When I talk to my clients about bragging over the wires, they complain, “It’s too impersonal.” But when I talk to my clients about bragging in person, it elicits the opposite response: “It’s too personal.”
So there you are: You can’t win for losing! But let’s face it, more and more workplace communication today is faceless, and if you ignore this critical detail in your bragging campaign, you’re most likely to come up short. Learning how to take advantage of technology—to cast yourself in the best light and deliver your message with impact—is an essential skill when you’re promoting yourself in an e-mail, selling yourself on a voice mail, or tooting your own horn into the telephone receiver.
Techno-bragging can be used to keep people you want to impress up to speed on your progress and successes in an instant, whether you’re traveling, based thousands of miles from headquarters, have customers and co-workers scattered around the globe, or even when you’re in the office and can’t catch your boss or the person in the cubicle next to you!
It can be used to open doors that were once closed, letting you make personal contact with professionals whose opinions count. A rather timid junior client of mine was so excited about a speech given by the CEO of his corporation, one of the largest packaged-goods companies in the world, that he boldly sent off an e-mail telling her how her words of advice helped him land a new client. A few days later he got a call and was invited up to the CEO’s office to meet her.
Effective techno-bragging can keep you in the front of every key person’s mind for all sorts of career opportunities.
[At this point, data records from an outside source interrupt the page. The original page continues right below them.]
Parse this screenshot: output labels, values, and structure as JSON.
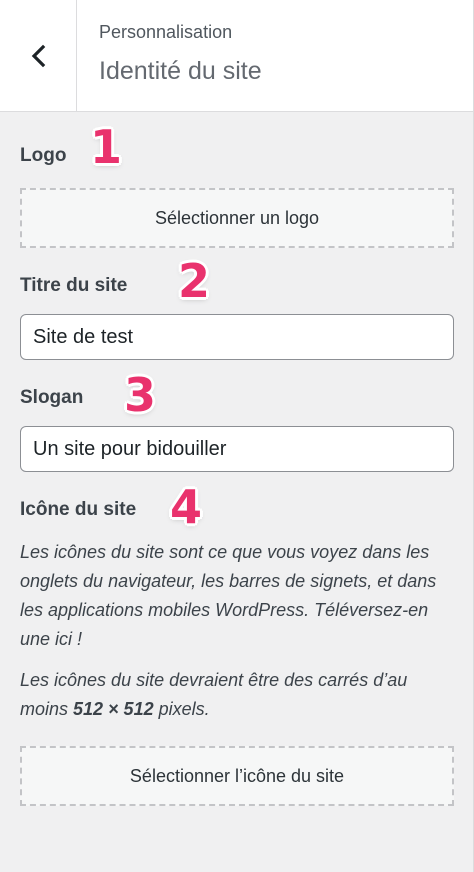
{
  "header": {
    "breadcrumb": "Personnalisation",
    "title": "Identité du site",
    "back_icon": "chevron-left-icon"
  },
  "logo": {
    "label": "Logo",
    "badge": "1",
    "button_label": "Sélectionner un logo"
  },
  "site_title": {
    "label": "Titre du site",
    "badge": "2",
    "value": "Site de test"
  },
  "tagline": {
    "label": "Slogan",
    "badge": "3",
    "value": "Un site pour bidouiller"
  },
  "site_icon": {
    "label": "Icône du site",
    "badge": "4",
    "description_1": "Les icônes du site sont ce que vous voyez dans les onglets du navigateur, les barres de signets, et dans les applications mobiles WordPress. Téléversez-en une ici !",
    "description_2_prefix": "Les icônes du site devraient être des carrés d’au moins ",
    "description_2_size": "512 × 512",
    "description_2_suffix": " pixels.",
    "button_label": "Sélectionner l’icône du site"
  },
  "colors": {
    "badge": "#e9326d",
    "panel_bg": "#f0f0f1",
    "header_bg": "#ffffff"
  }
}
One client of mine targeted the company human resources director, whom he first met while interviewing for his job, as someone whose radar screen he wanted to stay on. Even though three thousand miles separated them, he communicated with her casually every few months by dropping her an e-mail and occasionally calling to discuss how things were going for her, asking what she was working on. Eighteen months later, and before it was posted on the company’s intranet, he got a call from her about a great opportunity within the organization that was right up his alley. He was able to get a jump on angling for the position, calling the team manager and introducing himself. Two months later, he landed the job.
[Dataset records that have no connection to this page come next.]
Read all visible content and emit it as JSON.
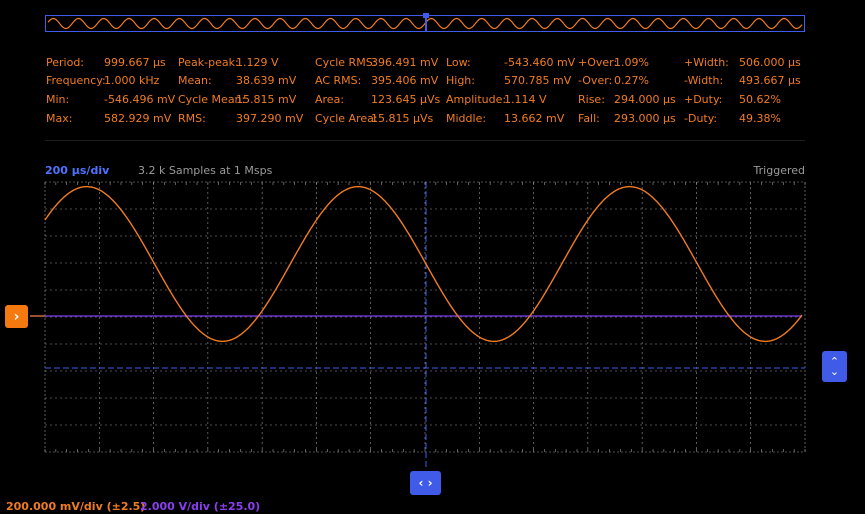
{
  "measurements": [
    {
      "label": "Period:",
      "value": "999.667 µs"
    },
    {
      "label": "Frequency:",
      "value": "1.000 kHz"
    },
    {
      "label": "Min:",
      "value": "-546.496 mV"
    },
    {
      "label": "Max:",
      "value": "582.929 mV"
    },
    {
      "label": "Peak-peak:",
      "value": "1.129 V"
    },
    {
      "label": "Mean:",
      "value": "38.639 mV"
    },
    {
      "label": "Cycle Mean:",
      "value": "15.815 mV"
    },
    {
      "label": "RMS:",
      "value": "397.290 mV"
    },
    {
      "label": "Cycle RMS:",
      "value": "396.491 mV"
    },
    {
      "label": "AC RMS:",
      "value": "395.406 mV"
    },
    {
      "label": "Area:",
      "value": "123.645 µVs"
    },
    {
      "label": "Cycle Area:",
      "value": "15.815 µVs"
    },
    {
      "label": "Low:",
      "value": "-543.460 mV"
    },
    {
      "label": "High:",
      "value": "570.785 mV"
    },
    {
      "label": "Amplitude:",
      "value": "1.114 V"
    },
    {
      "label": "Middle:",
      "value": "13.662 mV"
    },
    {
      "label": "+Over:",
      "value": "1.09%"
    },
    {
      "label": "-Over:",
      "value": "0.27%"
    },
    {
      "label": "Rise:",
      "value": "294.000 µs"
    },
    {
      "label": "Fall:",
      "value": "293.000 µs"
    },
    {
      "label": "+Width:",
      "value": "506.000 µs"
    },
    {
      "label": "-Width:",
      "value": "493.667 µs"
    },
    {
      "label": "+Duty:",
      "value": "50.62%"
    },
    {
      "label": "-Duty:",
      "value": "49.38%"
    }
  ],
  "timebase": "200 µs/div",
  "samples": "3.2 k Samples at 1 Msps",
  "trigger_status": "Triggered",
  "channels": [
    {
      "label": "200.000 mV/div (±2.5)",
      "color": "#f07c22"
    },
    {
      "label": "2.000 V/div (±25.0)",
      "color": "#8a3ef0"
    }
  ],
  "colors": {
    "ch1": "#f07c22",
    "ch2": "#7b3ff0",
    "cursor": "#3f5be8",
    "grid": "#9a9a9a"
  },
  "buttons": {
    "left_marker_icon": "›",
    "horizontal_pan_icon": "‹ ›",
    "vertical_up_icon": "⌃",
    "vertical_down_icon": "⌄"
  },
  "chart_data": {
    "type": "line",
    "series": [
      {
        "frequency_khz": 1.0,
        "amplitude_mv": 573,
        "offset_mv": 14,
        "color": "#f07c22"
      },
      {
        "level_v": 0,
        "color": "#8a3ef0"
      }
    ],
    "time_per_div_us": 200,
    "volts_per_div_mv": 200,
    "x_divisions": 14,
    "y_divisions": 10
  }
}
Who can ignore the power of today’s technology? The Internet, World Wide Web, and intranets all place insightful information at our fingertips that can help us look smarter in our bragging campaigns. There’s nothing more impressive or noteworthy than someone who has taken the time to find out everything about your background, your company, or your business. Armed with up-to-date information, effective self-promoters position themselves more strategically while at job interviews, pitching new business, working with clients and customers, and even maneuvering within their own companies.
Techno-bragging, however, is significantly different from face-to-face self-promotion, where facial expressions, tone of voice, and body language all help to persuasively sell ourselves. In the absence of visual cues, what we say and how we say it—whether written in e-mail, stated on a voice mail, or expressed over a telephone—becomes critically important. To stay visible and make a good impression, become a master of technology so that your unique personality still comes across in your bragging.